An employee seeking an accommodation for a disability must comply with an employer's reasonable request for medical documentation. See Bramwell v. Blakey, Civ. No. 04-927, 2006 U.S. Dist. LEXIS 32728, *18 (D.D.C. May 24, 2006)("An employer is not required to provide an accommodation prior to receiving medical documentation that substantiates the employee's need for accommodation."); Carroll v. England, 321 F. Supp. 2d 58, 69-70 (D.D.C. 2004) (finding that plaintiff could not prove failure to reasonably accommodate where she declined to provide up-to-date medical documentation upon employer's request). Mr. Gard's refusal to provide updated medical documentation precludes his claim that Defendants discriminated against him when they failed to accommodate his alleged disabilities.
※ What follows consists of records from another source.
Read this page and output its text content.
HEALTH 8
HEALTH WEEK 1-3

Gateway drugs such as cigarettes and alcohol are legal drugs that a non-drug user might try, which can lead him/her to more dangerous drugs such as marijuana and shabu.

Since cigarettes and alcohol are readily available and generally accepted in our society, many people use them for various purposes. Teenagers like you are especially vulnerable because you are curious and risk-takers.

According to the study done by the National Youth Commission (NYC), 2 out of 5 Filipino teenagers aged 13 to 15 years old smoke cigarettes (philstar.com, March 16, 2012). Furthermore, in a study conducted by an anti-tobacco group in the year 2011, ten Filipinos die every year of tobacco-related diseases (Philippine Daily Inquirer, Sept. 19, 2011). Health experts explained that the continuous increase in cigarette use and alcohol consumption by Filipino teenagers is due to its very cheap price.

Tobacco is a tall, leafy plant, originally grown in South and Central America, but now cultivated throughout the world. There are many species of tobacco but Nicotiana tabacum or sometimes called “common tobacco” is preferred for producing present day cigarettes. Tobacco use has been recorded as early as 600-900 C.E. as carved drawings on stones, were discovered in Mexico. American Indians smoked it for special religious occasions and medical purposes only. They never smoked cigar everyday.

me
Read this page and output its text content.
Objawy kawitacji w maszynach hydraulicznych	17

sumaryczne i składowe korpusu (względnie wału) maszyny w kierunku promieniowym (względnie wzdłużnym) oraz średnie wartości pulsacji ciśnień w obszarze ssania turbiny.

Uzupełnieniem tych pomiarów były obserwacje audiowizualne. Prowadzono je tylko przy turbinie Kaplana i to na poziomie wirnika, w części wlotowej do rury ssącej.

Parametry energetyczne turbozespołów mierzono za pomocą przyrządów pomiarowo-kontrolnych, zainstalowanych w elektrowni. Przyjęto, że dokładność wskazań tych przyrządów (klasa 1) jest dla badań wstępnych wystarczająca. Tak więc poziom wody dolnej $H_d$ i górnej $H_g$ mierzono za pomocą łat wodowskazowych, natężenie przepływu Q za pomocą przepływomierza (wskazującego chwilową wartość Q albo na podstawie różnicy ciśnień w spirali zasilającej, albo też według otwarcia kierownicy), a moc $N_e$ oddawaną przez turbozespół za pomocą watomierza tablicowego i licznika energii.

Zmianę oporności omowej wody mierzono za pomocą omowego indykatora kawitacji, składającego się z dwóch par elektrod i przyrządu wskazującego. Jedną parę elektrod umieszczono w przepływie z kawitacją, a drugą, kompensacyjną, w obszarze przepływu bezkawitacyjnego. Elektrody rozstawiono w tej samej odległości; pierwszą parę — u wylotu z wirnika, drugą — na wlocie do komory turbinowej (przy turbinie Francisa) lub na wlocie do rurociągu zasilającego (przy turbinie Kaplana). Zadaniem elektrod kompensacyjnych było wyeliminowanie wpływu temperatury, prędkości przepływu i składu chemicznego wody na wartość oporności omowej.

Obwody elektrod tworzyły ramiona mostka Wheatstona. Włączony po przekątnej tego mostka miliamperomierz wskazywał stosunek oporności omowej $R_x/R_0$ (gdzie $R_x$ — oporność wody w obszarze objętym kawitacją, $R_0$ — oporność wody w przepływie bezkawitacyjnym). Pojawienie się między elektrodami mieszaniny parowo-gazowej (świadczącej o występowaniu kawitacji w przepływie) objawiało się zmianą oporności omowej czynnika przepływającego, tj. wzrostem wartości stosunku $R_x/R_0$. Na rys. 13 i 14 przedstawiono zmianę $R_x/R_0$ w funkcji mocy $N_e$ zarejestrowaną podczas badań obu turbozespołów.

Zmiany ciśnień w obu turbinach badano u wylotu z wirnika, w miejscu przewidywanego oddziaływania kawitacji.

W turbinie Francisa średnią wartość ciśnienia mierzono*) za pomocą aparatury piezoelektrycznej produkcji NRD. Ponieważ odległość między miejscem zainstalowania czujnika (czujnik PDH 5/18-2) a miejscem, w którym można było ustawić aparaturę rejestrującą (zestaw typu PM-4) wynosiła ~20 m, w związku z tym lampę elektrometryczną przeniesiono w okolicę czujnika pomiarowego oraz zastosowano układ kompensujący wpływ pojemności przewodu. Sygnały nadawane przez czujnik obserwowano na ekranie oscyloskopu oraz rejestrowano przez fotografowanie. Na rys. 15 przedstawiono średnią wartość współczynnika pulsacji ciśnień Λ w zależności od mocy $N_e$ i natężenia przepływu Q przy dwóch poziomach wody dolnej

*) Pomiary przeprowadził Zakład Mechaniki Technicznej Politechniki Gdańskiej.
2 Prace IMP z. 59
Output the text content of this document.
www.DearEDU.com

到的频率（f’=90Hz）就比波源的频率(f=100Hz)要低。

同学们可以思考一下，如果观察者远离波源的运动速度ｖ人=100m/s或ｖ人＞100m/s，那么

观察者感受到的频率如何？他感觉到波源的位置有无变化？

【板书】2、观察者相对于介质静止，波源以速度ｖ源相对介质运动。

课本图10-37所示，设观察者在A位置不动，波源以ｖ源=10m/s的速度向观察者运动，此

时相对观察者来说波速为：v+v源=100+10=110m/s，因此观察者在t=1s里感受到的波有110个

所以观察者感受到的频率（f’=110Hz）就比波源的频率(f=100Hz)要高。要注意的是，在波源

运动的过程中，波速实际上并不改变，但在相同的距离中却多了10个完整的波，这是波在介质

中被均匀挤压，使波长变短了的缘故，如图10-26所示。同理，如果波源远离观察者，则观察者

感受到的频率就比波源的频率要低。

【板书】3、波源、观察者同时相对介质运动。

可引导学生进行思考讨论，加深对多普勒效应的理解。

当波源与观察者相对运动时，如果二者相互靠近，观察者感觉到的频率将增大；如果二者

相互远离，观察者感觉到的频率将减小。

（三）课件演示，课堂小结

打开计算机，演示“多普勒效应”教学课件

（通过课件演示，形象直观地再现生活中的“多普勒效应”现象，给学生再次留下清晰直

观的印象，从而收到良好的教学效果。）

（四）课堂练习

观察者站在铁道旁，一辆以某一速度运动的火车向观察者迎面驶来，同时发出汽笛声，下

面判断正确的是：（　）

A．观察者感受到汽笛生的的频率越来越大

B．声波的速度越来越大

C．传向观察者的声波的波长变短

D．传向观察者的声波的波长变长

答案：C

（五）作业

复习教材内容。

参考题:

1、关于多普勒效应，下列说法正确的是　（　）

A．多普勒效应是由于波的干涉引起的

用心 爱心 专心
Mr. Gard's allegation of retaliation under the Rehabilitation Act survives to the extent he alleges that "reasonable accommodation problems increased further after a) Plaintiff had filed a formal handicap refusal to continue reasonable accommodation complaint against Defendants on March 14, 2005." Second Am. Compl. ¶ 50. Treating the facts alleged in the Complaint as true, as the Court must do in considering a motion to dismiss pursuant to Rule 12(b)(6), Mr. Gard has stated a claim for retaliation, despite his failure to comply with Defendants' reasonable request for medical documentation. Mr. Gard could prevail on his retaliation claim if he is able to offer affirmative evidence that it was his filing a discrimination complaint, rather than his refusal to provide medical records, that caused Defendants to deny him a reasonable accommodation.*fn4 See, e.g., Zeigler v. Potter, 641 F. Supp. 2d 25, 29 (D.D.C. 2009) (noting that "a plaintiff's good-faith request for accommodations is protected activity and that, therefore, the denial of such accommodations can be retaliatory even if it is ultimately determined plaintiff is not disabled").

D. Plaintiff's Motion for Summary Judgment

In response to Defendants' motion to dismiss, Mr. Gard moved for summary judgment. However, Mr. Gard failed to provide a statement of undisputed material facts or explain why he is entitled to judgment as a matter of law. As explained above, however, Mr. Gard's claim under the Privacy Act fails as a matter of law and he fails to state a claim of discrimination under the Rehabilitation Act. No alleged factual dispute can alter that. With respect to his retaliation claim, there is a factual dispute regarding Defendants' motive for denying Mr. Gard a reasonable accommodation. Accordingly, his motion for summary judgment must be denied.

IV. CONCLUSION

For the reasons set forth above, Defendants' motion to dismiss [Dkt. # 32] will be granted in part and denied in part. Plaintiff's motion for summary judgment [Dkt. # 40] will be denied. A memorializing order accompanies this memorandum opinion.